The warning signs are recognisable. Wedge issues are elevated not because they require urgent legislative attention but because they are reliably polarising. In this environment, the usual tools of accountability become harder to use. Journalists who question the framing are accused of bias. Officials who provide contrary evidence are characterised as politically motivated. The volume of government communication is so high that corrections and context struggle to keep pace. And because the outrage is being generated from a position of authority, it carries a legitimacy that makes it harder for ordinary citizens to recognise and resist.
For voters, the critical question when approaching an election under an incumbent government is this: is this announcement, this controversy, this sudden urgency about an issue that has existed for years, designed to inform me or to move me? Governments seeking re-election have a structural interest in keeping voters afraid and focused on division. That interest does not always align with the public interest. Recognising the gap between the two is one of the most important things a citizen can do in the months before a vote.
As the next election approaches, here are the questions worth asking before sharing or acting on political content.

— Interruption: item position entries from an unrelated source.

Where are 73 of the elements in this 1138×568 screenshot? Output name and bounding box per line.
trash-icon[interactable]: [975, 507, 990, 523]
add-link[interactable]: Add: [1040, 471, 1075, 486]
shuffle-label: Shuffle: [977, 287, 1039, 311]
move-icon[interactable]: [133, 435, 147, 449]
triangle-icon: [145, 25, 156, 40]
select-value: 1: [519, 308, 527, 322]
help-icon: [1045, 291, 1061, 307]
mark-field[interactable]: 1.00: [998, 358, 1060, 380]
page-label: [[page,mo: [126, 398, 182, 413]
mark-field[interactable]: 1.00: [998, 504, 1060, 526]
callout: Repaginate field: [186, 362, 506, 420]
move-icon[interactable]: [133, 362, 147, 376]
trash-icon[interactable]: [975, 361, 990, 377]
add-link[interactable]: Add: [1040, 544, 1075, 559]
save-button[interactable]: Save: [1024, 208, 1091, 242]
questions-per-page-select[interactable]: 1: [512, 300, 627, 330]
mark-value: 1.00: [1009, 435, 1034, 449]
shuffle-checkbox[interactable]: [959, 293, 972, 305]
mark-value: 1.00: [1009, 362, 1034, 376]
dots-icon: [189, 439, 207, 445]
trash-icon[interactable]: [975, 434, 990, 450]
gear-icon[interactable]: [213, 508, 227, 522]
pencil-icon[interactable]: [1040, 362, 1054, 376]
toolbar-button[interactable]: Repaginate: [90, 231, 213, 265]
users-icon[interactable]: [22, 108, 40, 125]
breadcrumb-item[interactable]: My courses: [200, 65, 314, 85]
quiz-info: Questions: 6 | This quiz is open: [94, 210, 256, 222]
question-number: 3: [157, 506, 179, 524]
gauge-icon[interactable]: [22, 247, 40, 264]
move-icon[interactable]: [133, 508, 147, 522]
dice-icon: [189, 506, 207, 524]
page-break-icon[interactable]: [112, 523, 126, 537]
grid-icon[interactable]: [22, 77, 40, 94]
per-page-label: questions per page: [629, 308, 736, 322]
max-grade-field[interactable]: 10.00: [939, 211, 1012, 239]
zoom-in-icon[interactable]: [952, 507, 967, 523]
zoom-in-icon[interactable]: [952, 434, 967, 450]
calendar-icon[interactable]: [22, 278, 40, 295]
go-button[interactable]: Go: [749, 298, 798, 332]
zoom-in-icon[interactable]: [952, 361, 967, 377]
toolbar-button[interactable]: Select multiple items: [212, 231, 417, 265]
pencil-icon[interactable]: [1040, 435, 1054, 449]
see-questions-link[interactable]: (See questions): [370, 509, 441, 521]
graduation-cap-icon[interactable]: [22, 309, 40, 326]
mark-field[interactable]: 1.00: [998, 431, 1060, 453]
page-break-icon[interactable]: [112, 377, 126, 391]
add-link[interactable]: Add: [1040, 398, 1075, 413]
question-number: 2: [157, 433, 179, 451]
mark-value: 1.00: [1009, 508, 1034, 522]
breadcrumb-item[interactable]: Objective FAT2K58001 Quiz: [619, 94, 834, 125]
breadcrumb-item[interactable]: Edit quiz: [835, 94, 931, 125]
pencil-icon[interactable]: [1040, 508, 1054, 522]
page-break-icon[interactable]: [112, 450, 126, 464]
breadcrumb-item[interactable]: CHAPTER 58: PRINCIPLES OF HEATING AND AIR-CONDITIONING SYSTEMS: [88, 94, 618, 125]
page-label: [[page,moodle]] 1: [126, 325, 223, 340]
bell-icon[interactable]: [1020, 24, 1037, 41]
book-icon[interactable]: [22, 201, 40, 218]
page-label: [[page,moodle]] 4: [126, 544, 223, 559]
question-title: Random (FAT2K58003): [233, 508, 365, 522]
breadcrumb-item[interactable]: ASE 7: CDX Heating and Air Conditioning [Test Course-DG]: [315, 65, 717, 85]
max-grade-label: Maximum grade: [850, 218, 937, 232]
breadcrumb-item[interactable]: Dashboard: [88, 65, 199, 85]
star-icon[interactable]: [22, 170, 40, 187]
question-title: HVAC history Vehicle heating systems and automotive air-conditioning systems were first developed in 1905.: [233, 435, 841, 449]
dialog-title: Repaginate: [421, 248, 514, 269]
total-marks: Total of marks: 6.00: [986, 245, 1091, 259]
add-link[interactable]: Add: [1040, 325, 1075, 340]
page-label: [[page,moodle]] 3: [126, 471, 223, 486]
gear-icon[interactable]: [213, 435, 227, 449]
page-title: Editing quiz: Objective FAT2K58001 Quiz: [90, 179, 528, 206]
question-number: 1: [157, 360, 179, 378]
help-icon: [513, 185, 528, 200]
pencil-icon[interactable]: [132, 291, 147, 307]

n Where did this come from, and what does that source want? Is this a primary source or a journalist with editorial accountability, or an anonymous account that appeared recently? And if it comes from a government minister or agency, ask what electoral incentive sits behind the timing.
n What is missing? Outrage content works by omission. A council vote reported without the staff recommendation, the public submissions, or the legal context is an incomplete picture designed to produce a particular reaction.
n Why am I feeling this right now? A surge of anger in response to a piece of content is a signal to slow down, not to share immediately. Manufactured outrage is engineered to override the pause between feeling and action.
n Is a specific claim being used to delegitimise an entire group? The move from one example to “the whole system is corrupt” or “you can never trust them” is a technique, not an argument.
For those in governance roles, the challenge is to maintain the conditions in which democratic deliberation can actually happen. This means transparency about decision-making, consistent direct engagement with communities, and honest public explanation of how institutions work.
It also means acknowledging that not all anger at institutions is manufactured. Communities that have experienced genuine exclusion are not wrong to be sceptical. Manufactured outrage is most effective where trust has already been eroded by real failures. The answer to that is not better messaging. It is better governance.
The 2023 campaign showed us what happens when difficult questions are answered with fear rather than facts. As the next election approaches, the stakes are higher still when the fear is being generated not from the margins but from the centre of power.
Slowing down, asking questions, and demanding context are not signs of disengagement.
They are what democratic citizenship actually requires.